La France veut se passer du pétrole russe. Le ministre de l'économie, Bruno Le Maire, l'a répété mardi 19 avril. Il espère que l'Europe va imposer rapidement un embargo, pour augmenter la pression sur Moscou dans le cadre de la guerre en Ukraine. La Russie fournit 30% du brut acheté par l'Union européenne. Selon Marc-Antoine Eyl-Mazzega, directeur du Centre énergie et climat de l’Institut français des relations internationales (Ifri), un embargo sur le pétrole russe est "possible" mais serait "extraordinairement difficile" pour certains pays.  
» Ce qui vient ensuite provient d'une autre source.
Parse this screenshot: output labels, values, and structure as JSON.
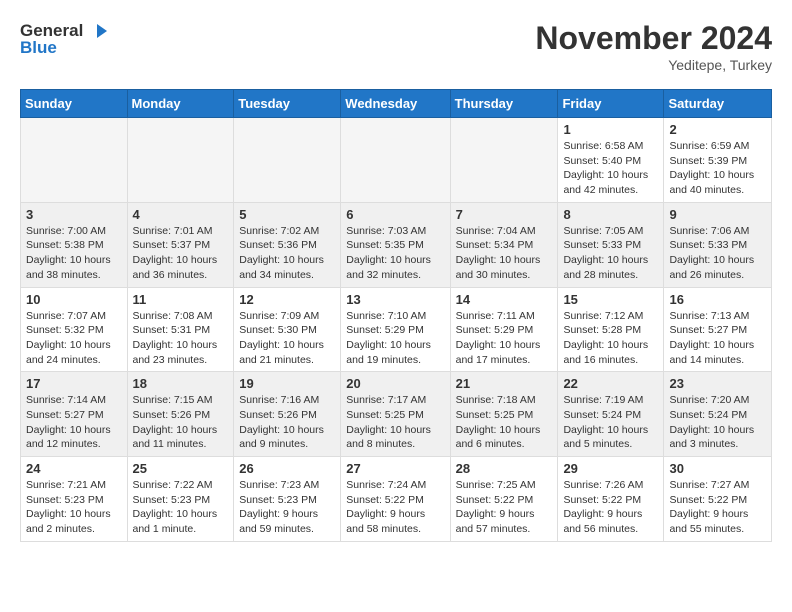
{
  "logo": {
    "line1": "General",
    "line2": "Blue"
  },
  "title": "November 2024",
  "location": "Yeditepe, Turkey",
  "weekdays": [
    "Sunday",
    "Monday",
    "Tuesday",
    "Wednesday",
    "Thursday",
    "Friday",
    "Saturday"
  ],
  "weeks": [
    [
      {
        "day": "",
        "info": ""
      },
      {
        "day": "",
        "info": ""
      },
      {
        "day": "",
        "info": ""
      },
      {
        "day": "",
        "info": ""
      },
      {
        "day": "",
        "info": ""
      },
      {
        "day": "1",
        "info": "Sunrise: 6:58 AM\nSunset: 5:40 PM\nDaylight: 10 hours and 42 minutes."
      },
      {
        "day": "2",
        "info": "Sunrise: 6:59 AM\nSunset: 5:39 PM\nDaylight: 10 hours and 40 minutes."
      }
    ],
    [
      {
        "day": "3",
        "info": "Sunrise: 7:00 AM\nSunset: 5:38 PM\nDaylight: 10 hours and 38 minutes."
      },
      {
        "day": "4",
        "info": "Sunrise: 7:01 AM\nSunset: 5:37 PM\nDaylight: 10 hours and 36 minutes."
      },
      {
        "day": "5",
        "info": "Sunrise: 7:02 AM\nSunset: 5:36 PM\nDaylight: 10 hours and 34 minutes."
      },
      {
        "day": "6",
        "info": "Sunrise: 7:03 AM\nSunset: 5:35 PM\nDaylight: 10 hours and 32 minutes."
      },
      {
        "day": "7",
        "info": "Sunrise: 7:04 AM\nSunset: 5:34 PM\nDaylight: 10 hours and 30 minutes."
      },
      {
        "day": "8",
        "info": "Sunrise: 7:05 AM\nSunset: 5:33 PM\nDaylight: 10 hours and 28 minutes."
      },
      {
        "day": "9",
        "info": "Sunrise: 7:06 AM\nSunset: 5:33 PM\nDaylight: 10 hours and 26 minutes."
      }
    ],
    [
      {
        "day": "10",
        "info": "Sunrise: 7:07 AM\nSunset: 5:32 PM\nDaylight: 10 hours and 24 minutes."
      },
      {
        "day": "11",
        "info": "Sunrise: 7:08 AM\nSunset: 5:31 PM\nDaylight: 10 hours and 23 minutes."
      },
      {
        "day": "12",
        "info": "Sunrise: 7:09 AM\nSunset: 5:30 PM\nDaylight: 10 hours and 21 minutes."
      },
      {
        "day": "13",
        "info": "Sunrise: 7:10 AM\nSunset: 5:29 PM\nDaylight: 10 hours and 19 minutes."
      },
      {
        "day": "14",
        "info": "Sunrise: 7:11 AM\nSunset: 5:29 PM\nDaylight: 10 hours and 17 minutes."
      },
      {
        "day": "15",
        "info": "Sunrise: 7:12 AM\nSunset: 5:28 PM\nDaylight: 10 hours and 16 minutes."
      },
      {
        "day": "16",
        "info": "Sunrise: 7:13 AM\nSunset: 5:27 PM\nDaylight: 10 hours and 14 minutes."
      }
    ],
    [
      {
        "day": "17",
        "info": "Sunrise: 7:14 AM\nSunset: 5:27 PM\nDaylight: 10 hours and 12 minutes."
      },
      {
        "day": "18",
        "info": "Sunrise: 7:15 AM\nSunset: 5:26 PM\nDaylight: 10 hours and 11 minutes."
      },
      {
        "day": "19",
        "info": "Sunrise: 7:16 AM\nSunset: 5:26 PM\nDaylight: 10 hours and 9 minutes."
      },
      {
        "day": "20",
        "info": "Sunrise: 7:17 AM\nSunset: 5:25 PM\nDaylight: 10 hours and 8 minutes."
      },
      {
        "day": "21",
        "info": "Sunrise: 7:18 AM\nSunset: 5:25 PM\nDaylight: 10 hours and 6 minutes."
      },
      {
        "day": "22",
        "info": "Sunrise: 7:19 AM\nSunset: 5:24 PM\nDaylight: 10 hours and 5 minutes."
      },
      {
        "day": "23",
        "info": "Sunrise: 7:20 AM\nSunset: 5:24 PM\nDaylight: 10 hours and 3 minutes."
      }
    ],
    [
      {
        "day": "24",
        "info": "Sunrise: 7:21 AM\nSunset: 5:23 PM\nDaylight: 10 hours and 2 minutes."
      },
      {
        "day": "25",
        "info": "Sunrise: 7:22 AM\nSunset: 5:23 PM\nDaylight: 10 hours and 1 minute."
      },
      {
        "day": "26",
        "info": "Sunrise: 7:23 AM\nSunset: 5:23 PM\nDaylight: 9 hours and 59 minutes."
      },
      {
        "day": "27",
        "info": "Sunrise: 7:24 AM\nSunset: 5:22 PM\nDaylight: 9 hours and 58 minutes."
      },
      {
        "day": "28",
        "info": "Sunrise: 7:25 AM\nSunset: 5:22 PM\nDaylight: 9 hours and 57 minutes."
      },
      {
        "day": "29",
        "info": "Sunrise: 7:26 AM\nSunset: 5:22 PM\nDaylight: 9 hours and 56 minutes."
      },
      {
        "day": "30",
        "info": "Sunrise: 7:27 AM\nSunset: 5:22 PM\nDaylight: 9 hours and 55 minutes."
      }
    ]
  ]
}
"En Europe centrale ou en ex-Allemagne de l’est, explique-t-il, on a construit à l’époque de l’URSS des centrales uniquement approvisionnées par du pétrole en provenance de Russie. Pour ces raffineries-là, diversifier les approvisionnements est possible, mais c’est compliqué et cher."  

La France moins dépendante que l’Allemagne  

La France est relativement tranquille, selon le chercheur, car "l’essentiel de ses approvisionnements vient de la façade maritime, des ports". Par ailleurs, il y a, "dans la quasi-totalité des pays européens", des stocks stratégiques "qui représentent l’équivalent de 90 jours d’importation".  

Il y a une capacité à encaisser un tel choc (…) mais certaines zones seront beaucoup plus difficiles à approvisionner.

Marc-Antoine Eyl-Mazzega, chercheur à l'IFRI

sur franceinfo

"L’enjeu, explique le chercheur de l’Institut français des relations internationales, est de mettre en place la logistique pour le faire. C’est compliqué. Ça représente des coûts supplémentaires, d’où ces difficultés qu’on peut avoir dans les discussions politiques."